Le dépôt d’accusations de gangstérisme contre M. Vaillancourt et les deux plus hauts fonctionnaires impliqués, Claude Asselin (l’ex directeur général) et Claude Deguise (l’ex directeur général de l’ingénierie) tombe sous le sens malgré le caractère inusité de la démarche.
Gilles Vaillancourt est traité comme le chef du gang criminel au sein duquel évoluaient les fonctionnaires Asselin et Deguise. L’ex maire est fin seul à être accusé en vertu de l’article 467.13 du Code criminel, pour avoir chargé, directement ou indirectement, à ses présumés complices de commettre des crimes au profit, en association ou sous la direction de l’organisation criminelle.

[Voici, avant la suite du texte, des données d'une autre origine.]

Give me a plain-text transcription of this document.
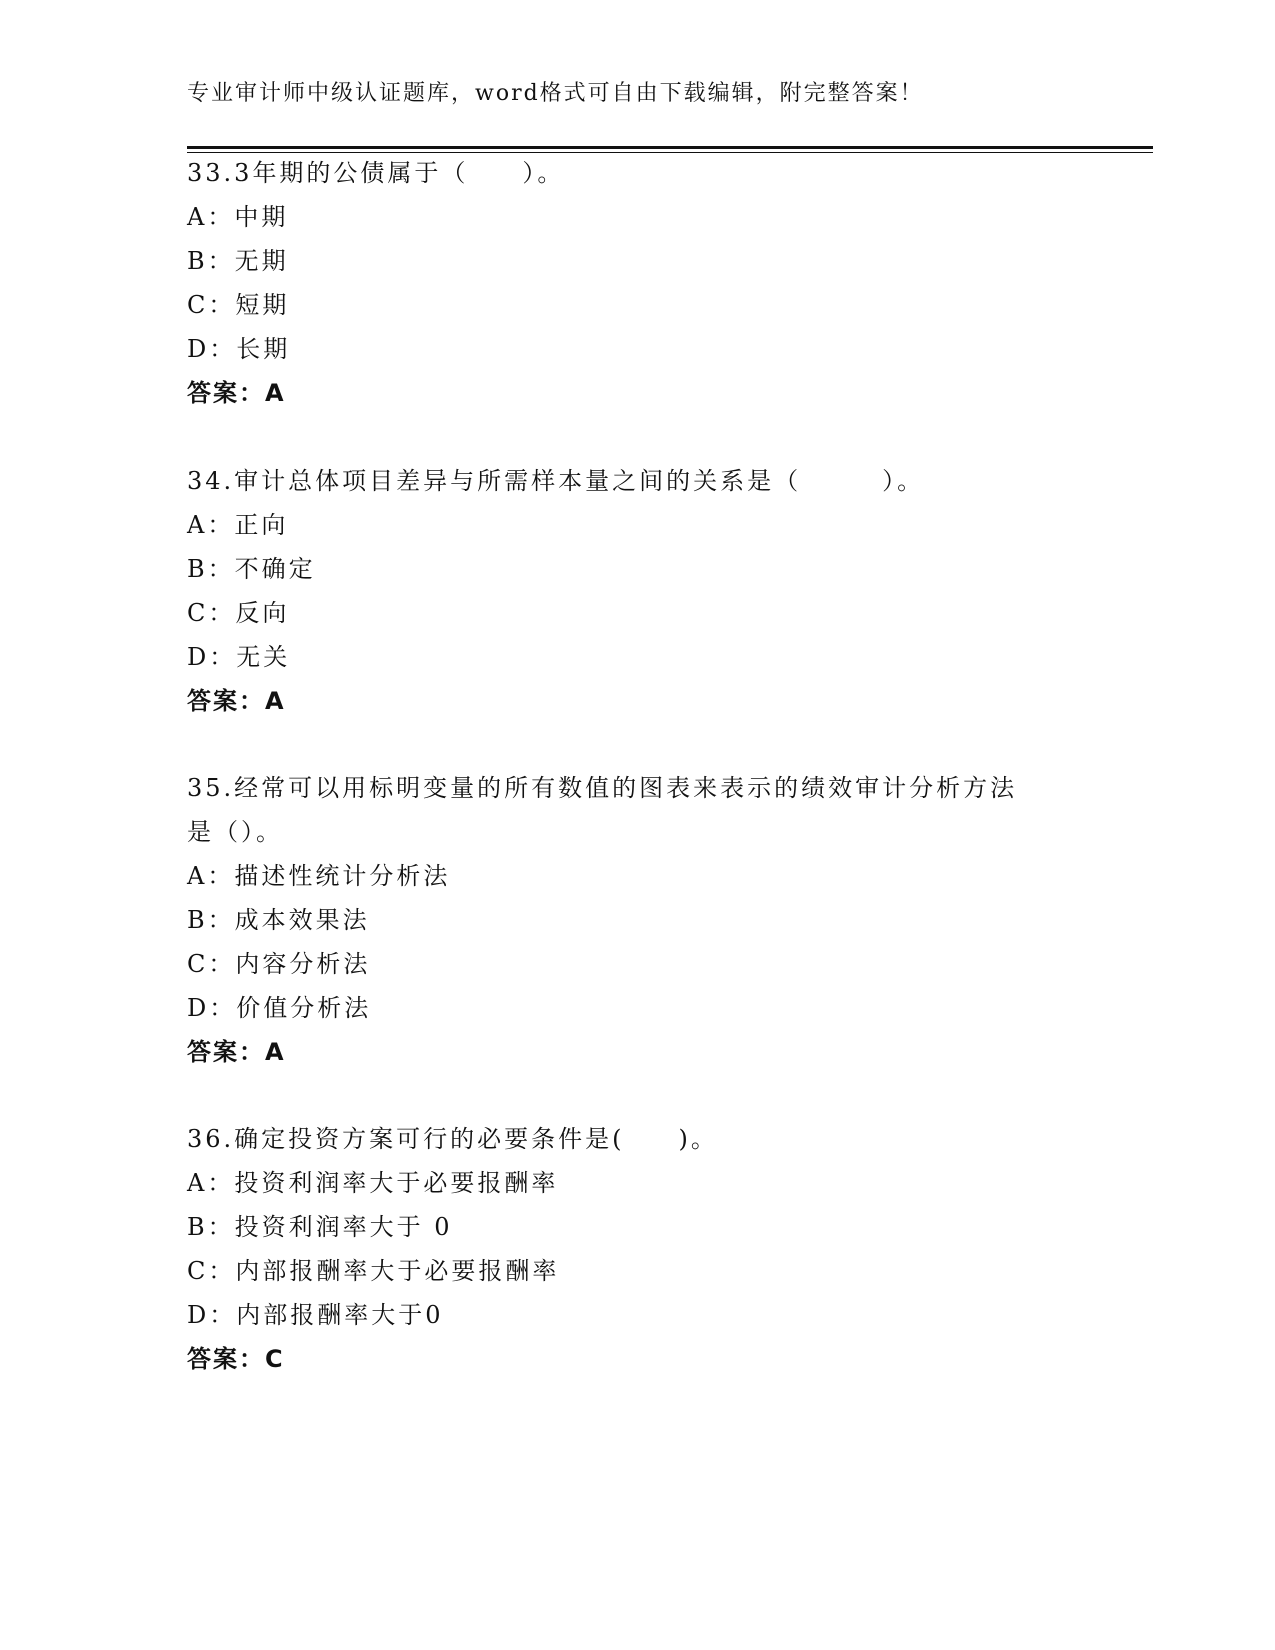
专业审计师中级认证题库，word格式可自由下载编辑，附完整答案！
33.3年期的公债属于（　　）。
A：中期
B：无期
C：短期
D：长期
答案：A
34.审计总体项目差异与所需样本量之间的关系是（　　　）。
A：正向
B：不确定
C：反向
D：无关
答案：A
35.经常可以用标明变量的所有数值的图表来表示的绩效审计分析方法
是（）。
A：描述性统计分析法
B：成本效果法
C：内容分析法
D：价值分析法
答案：A
36.确定投资方案可行的必要条件是(　　)。
A：投资利润率大于必要报酬率
B：投资利润率大于 0
C：内部报酬率大于必要报酬率
D：内部报酬率大于0
答案：C
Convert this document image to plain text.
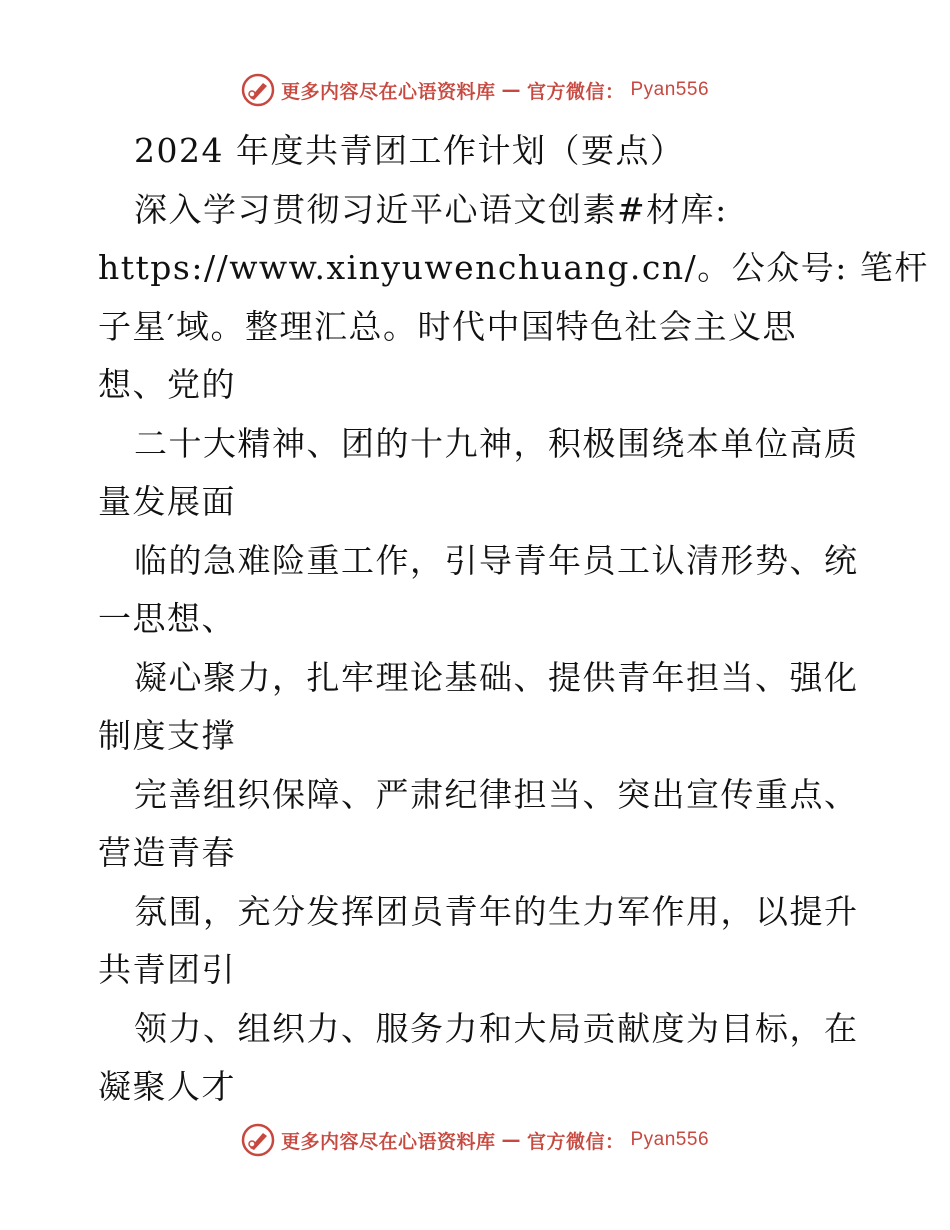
更多内容尽在心语资料库 — 官方微信： Pyan556
2024 年度共青团工作计划（要点）
深入学习贯彻习近平心语文创素#材库:
https://www.xinyuwenchuang.cn/。公众号: 笔杆
子星′域。整理汇总。时代中国特色社会主义思
想、党的
二十大精神、团的十九神，积极围绕本单位高质
量发展面
临的急难险重工作，引导青年员工认清形势、统
一思想、
凝心聚力，扎牢理论基础、提供青年担当、强化
制度支撑
完善组织保障、严肃纪律担当、突出宣传重点、
营造青春
氛围，充分发挥团员青年的生力军作用，以提升
共青团引
领力、组织力、服务力和大局贡献度为目标，在
凝聚人才
更多内容尽在心语资料库 — 官方微信： Pyan556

Du coup, Gilles Vaillancourt fait son entrée dans le cercle peu enviable des chefs de gangs que la justice débusque habituellement dans la mafia, les Hells Angels ou les gangs de rue.
Si le Directeur des poursuites criminelles et pénales (DPCP) a pu déposer des accusations de gangstérisme contre les Vaillancourt, Asselin et Deguise, c’est grâce au précédent établi en juillet dernier par la Cour suprême du Canada dans l’arrêt Venneri.
Dans cette affaire de trafic de drogue, le plus haut tribunal du pays a allégé le fardeau de preuve requis en matière de gangstérisme. Nul besoin de parader en veste de cuir sur une bruyante Harley-Davidson, ou de jurer son respect absolu au code de conduite des «hommes d’honneur» pour être traité comme un gangster.
Carmelo Venneri était l’associé d’un autre trafiquant pour l’approvisionnement en cocaïne. Il n’était pas membre de son organisation, et il agissait plutôt avec une grande indépendance, se moquant des concepts de loyauté et de subordination si importants dans la vie associative des organisations criminelles. Le deux hommes transigeaient la poudre blanche en fonction de leurs intérêts du moment, sans plus.
La Cour suprême a jugé que Venneri avait quand même fait le trafic en association avec un gang. Grâce à cet arrêt, les tribunaux n’ont plus à se conformer à «un modèle stéréotypé» du crime organisé pour apprécier une preuve de gangstérisme. «Certaines entités criminelles qui ne correspondent pas au paradigme classique du crime organisé peuvent [...] en raison de leur cohésion et de leur longévité, représenter le genre de menace très sérieuse visée [par la loi antigang», a tranché la Cour suprême.
La Cour a prêché en faveur de la souplesse dans l’appréciation de ce qu’est un gang. Il suffit de:
- Trois personnes;
- Dont une des activités principales est de commettre ou faciliter la perpétration de crimes graves (passibles de plus de cinq ans de pénitencier) à des fins d’enrichissement personnel;
- Possédant une forme de structure et une continuité dans le temps.
Ça commence à ressembler dangereusement au cas Vaillancourt. Le surnom de Gangsta Gilles lui va à ravir, ceci dit bien sûr en reconnaissant qu’il est innocent jusqu’à preuve du contraire.
À vue de nez, les douze accusations de complot, fraude, abus de confiance, corruption, recyclage des produits de la criminalité et gangstérisme portées contre lui pourraient lui valoir une lourde peine de pénitencier:10 ans, 15 ans… peut-être même un peu plus.
Dans les affaires de crime organisé, les peines de gangstérisme sont additionnées à celles qui sont imposées pour les autres chefs d’accusation. Et il faut purger au moins la moitié de la peine de gangstérisme.
Vincent Lacroix en a pris pour 13 ans, sans qu’il n’ait été question de gangstérisme dans son cas. J’imagine mal comment Gilles Vaillancourt pourrait s’en tirer mieux que le fourbe
Jeudi, M. Vaillancourt est entré menottes aux poignets dans le palais de justice qu’il avait inauguré en 1992. Libéré sous conditions quelques heures plus tard, il s’est adressé aux médias pour clamer haut et fort son innocence.
Cet homme en plein contrôle de ses moyens et de son écosystème pendant près d’un quart de siècle est encore soucieux de son image et de sa réputation. Surtout, il veut retrouver la sérénité requise pour préparer sa défense. Il en aura bien besoin pour éviter l’inconfortable quiétude de la prison.